Photo “WATCH OUT <
Car-centric societies tend to make excuses to defend a way of life – a life dependent on automobiles. These excuses are disproportionately emphasized in the media and accepted by society.
When a tragedy occurs between a motorist and a bicyclist, the media looks for reasons to explain how such a tragic event could occur. Was the bicyclist wearing a helmet? Was the driver under the influence of alcohol? Was the bicyclist wearing dark clothes?
It’s easier to deflect blame than to accept that cars are dangerous and drastic measures are needed to improve safety.
Motorist mows down group of bicyclists in Italy
Early Sunday morning, a speeding automobile plowed through a group of bicyclists in Italy while passing another automobile – killing 8 of the bicyclists, and injuring another 4.
A CBC article stated matter-of-factly that police allege the driver had been smoking marijuana.
Instead of talking about the danger posed by automobiles and trying to find solutions to the core issue – the fact that automobiles inflict death on innocent humans – the comments in the article focused on the marijuana, wrongly assuming that the fatal collision was caused by marijuana.
The man who killed the bicyclists had his license revoked six months ago for dangerous driving. Yet people seem to focus on the marijuana as the root cause.
Speeding, careless driving, sense of entitlement, poor road design, and lack of enforcement are all root causes of collisions that inflict casualties on humans at the helm of automobiles.
Blaming marijuana on the death of these 8 people is just another excuse.
If a city devoid of automobiles had a million bicyclists riding around – all high on marijuana, do you think there would be mass carnage? Hardly.

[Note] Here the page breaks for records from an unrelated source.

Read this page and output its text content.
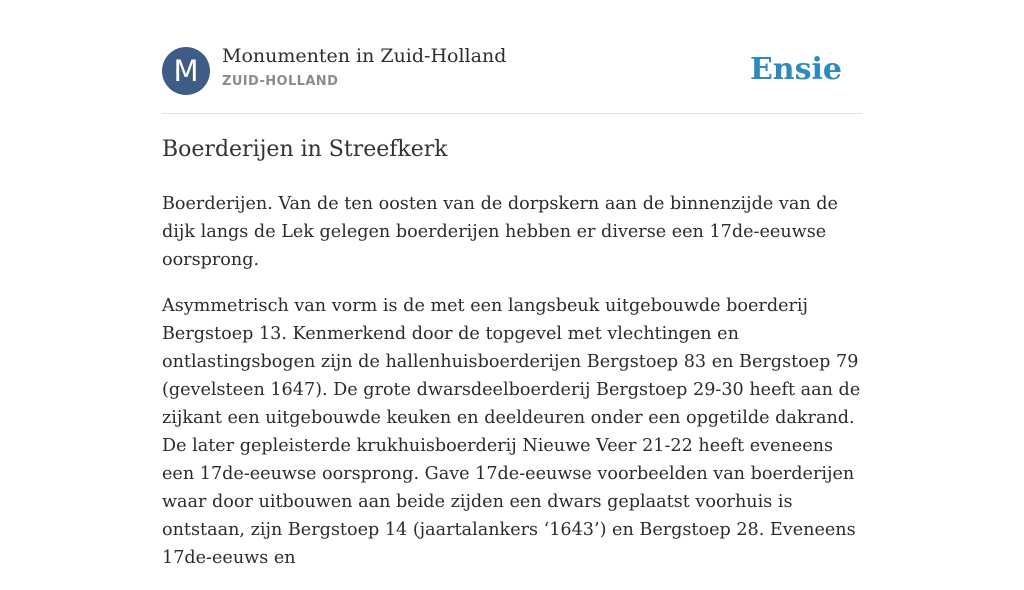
M	Monumenten in Zuid-Holland
ZUID-HOLLAND	Ensie
Boerderijen in Streefkerk

Boerderijen. Van de ten oosten van de dorpskern aan de binnenzijde van de dijk langs de Lek gelegen boerderijen hebben er diverse een 17de-eeuwse oorsprong.

Asymmetrisch van vorm is de met een langsbeuk uitgebouwde boerderij Bergstoep 13. Kenmerkend door de topgevel met vlechtingen en ontlastingsbogen zijn de hallenhuisboerderijen Bergstoep 83 en Bergstoep 79 (gevelsteen 1647). De grote dwarsdeelboerderij Bergstoep 29-30 heeft aan de zijkant een uitgebouwde keuken en deeldeuren onder een opgetilde dakrand. De later gepleisterde krukhuisboerderij Nieuwe Veer 21-22 heeft eveneens een 17de-eeuwse oorsprong. Gave 17de-eeuwse voorbeelden van boerderijen waar door uitbouwen aan beide zijden een dwars geplaatst voorhuis is ontstaan, zijn Bergstoep 14 (jaartalankers ‘1643’) en Bergstoep 28. Eveneens 17de-eeuws en
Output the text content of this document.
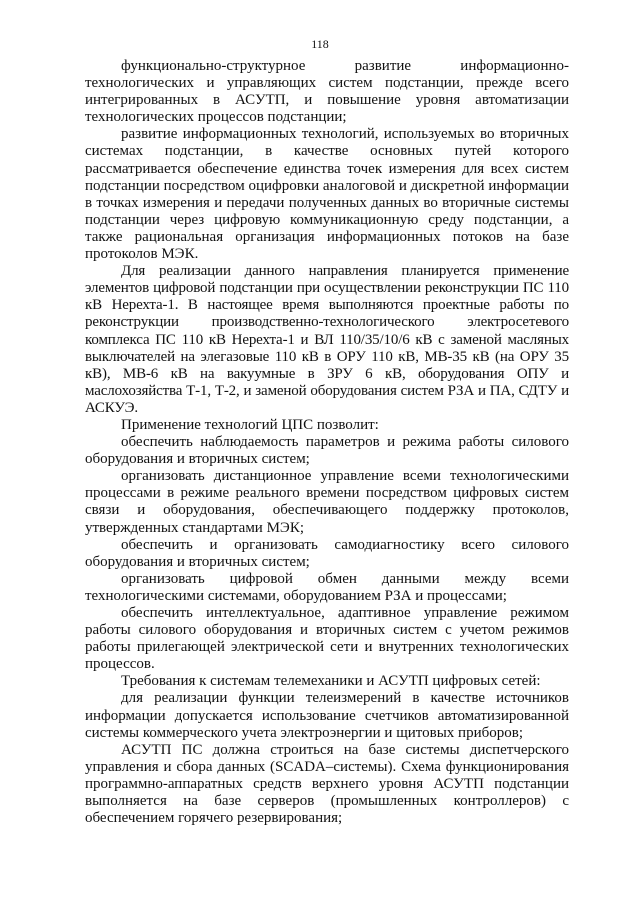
118

функционально-структурное развитие информационно-технологических и управляющих систем подстанции, прежде всего интегрированных в АСУТП, и повышение уровня автоматизации технологических процессов подстанции;

развитие информационных технологий, используемых во вторичных системах подстанции, в качестве основных путей которого рассматривается обеспечение единства точек измерения для всех систем подстанции посредством оцифровки аналоговой и дискретной информации в точках измерения и передачи полученных данных во вторичные системы подстанции через цифровую коммуникационную среду подстанции, а также рациональная организация информационных потоков на базе протоколов МЭК.

Для реализации данного направления планируется применение элементов цифровой подстанции при осуществлении реконструкции ПС 110 кВ Нерехта-1. В настоящее время выполняются проектные работы по реконструкции производственно-технологического электросетевого комплекса ПС 110 кВ Нерехта-1 и ВЛ 110/35/10/6 кВ с заменой масляных выключателей на элегазовые 110 кВ в ОРУ 110 кВ, МВ-35 кВ (на ОРУ 35 кВ), МВ-6 кВ на вакуумные в ЗРУ 6 кВ, оборудования ОПУ и маслохозяйства Т-1, Т-2, и заменой оборудования систем РЗА и ПА, СДТУ и АСКУЭ.

Применение технологий ЦПС позволит:

обеспечить наблюдаемость параметров и режима работы силового оборудования и вторичных систем;

организовать дистанционное управление всеми технологическими процессами в режиме реального времени посредством цифровых систем связи и оборудования, обеспечивающего поддержку протоколов, утвержденных стандартами МЭК;

обеспечить и организовать самодиагностику всего силового оборудования и вторичных систем;

организовать цифровой обмен данными между всеми технологическими системами, оборудованием РЗА и процессами;

обеспечить интеллектуальное, адаптивное управление режимом работы силового оборудования и вторичных систем с учетом режимов работы прилегающей электрической сети и внутренних технологических процессов.

Требования к системам телемеханики и АСУТП цифровых сетей:

для реализации функции телеизмерений в качестве источников информации допускается использование счетчиков автоматизированной системы коммерческого учета электроэнергии и щитовых приборов;

АСУТП ПС должна строиться на базе системы диспетчерского управления и сбора данных (SCADA–системы). Схема функционирования программно-аппаратных средств верхнего уровня АСУТП подстанции выполняется на базе серверов (промышленных контроллеров) с обеспечением горячего резервирования;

Marijuana is not the issue. Helmets are not the issue. They are just excuses to defend a sense of entitlement and to avoid changes to actually improve safety on our streets. Even the New York Times piece covering this tragedy calls it an “accident”.
No such thing as an accident
There is no such thing as an accident when it comes to automobile collisions – and to imply this is an “accident” is naive at best, wilfully deceiving at worst. There is only carelessness or negligence and human error.
Human error in an automobile often has fatal consequences. Unfortunately, most people don’t understand the great responsibility they have while driving – as can be evidenced by the careless driving that we all see every single day in our cities.
Changes to improve safety is often met with strong resistance. Drivers will do anything to fight against traffic-calming measures that might slow them down. They feel threatened by the possibility of adding proper infrastructure for bicycles because they feel it will increase congestion.
To make matters worse, motorists often get a free pass from the media when they are involved in fatal collisions. If it’s not the victim’s fault, it must be the weather – or the marijuana.
Exercise caution when overtaking a bicyclist
The other week I had a friend tell me she gets really nervous when she drives past cyclists in the city. She is afraid to pass them because there is such little space, and she fears she will hit them.
Well, that is certainly a sign that she’s probably driving too close to the bicyclist, instead of slowing down and safely merging over to safely pass the bicyclist.
In our car-centric society, motorists feel they have a right to continue full-steam ahead without letting a petty cyclist slow them down. She certainly didn’t want to injure or kill a bicyclist, but she very well could have.
If the bicyclist swerved to avoid a pothole, and she ended up hitting and killing him, the media probably would have reassured her that it wasn’t her fault. “Accidents” happen, they will tell you.
That is not a world I want my kids to grow up in.